Format string shorthand expansion: transforms "error {var}" into "error {}", var and "error {0}" into "error {}", _0. Iterates over {...} openings, peeking the next character to dispatch to take_int or take_ident. All byte-slice operations use indices from char_indices(), keeping slicing at valid UTF-8 boundaries. No unsafe, no panics on valid input.

src/lib.rs

src/lib.rs, line 177-186

#[proc_macro_derive(
    Display,
    attributes(ignore_extra_doc_attributes, prefix_enum_doc_attributes, displaydoc)
)]
pub fn derive_error(input: TokenStream) -> TokenStream {
    let input = parse_macro_input!(input as DeriveInput);
    expand::derive(&input)
        .unwrap_or_else(|err| err.to_compile_error())
        .into()
}

Proc-macro entry point. #[proc_macro_derive(Display, attributes(...))] declares the derive and registers the three helper attributes (ignore_extra_doc_attributes, prefix_enum_doc_attributes, displaydoc).
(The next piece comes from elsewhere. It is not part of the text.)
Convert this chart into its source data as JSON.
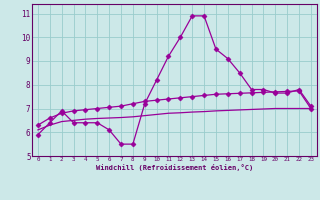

Error returned from expand::derive is converted via to_compile_error(), justifying the rationale in FINDING-2.

tests

Five integration test files plus the unit-test module in src/fmt.rs cover the happy path, struct/enum/unit/tuple forms, the #[ignore_extra_doc_attributes] and #[displaydoc(...)] attributes, no_std builds (tests/no_std.rs), digit-prefixed field names (tests/num_in_field.rs) and the empty-enum case (tests/variantless.rs). Justifies has-unit-tests and has-integration-tests. No fuzz harness and no property-test harness ship with the crate or appear in the VCS tree, justifying has-fuzz-tests and has-property-tests.

tests/compile_tests.rs

trybuild harness that exercises eight files in tests/ui/, four of them with compile_fail. The reference .stderr files are absent from the published crate. See FINDING-3.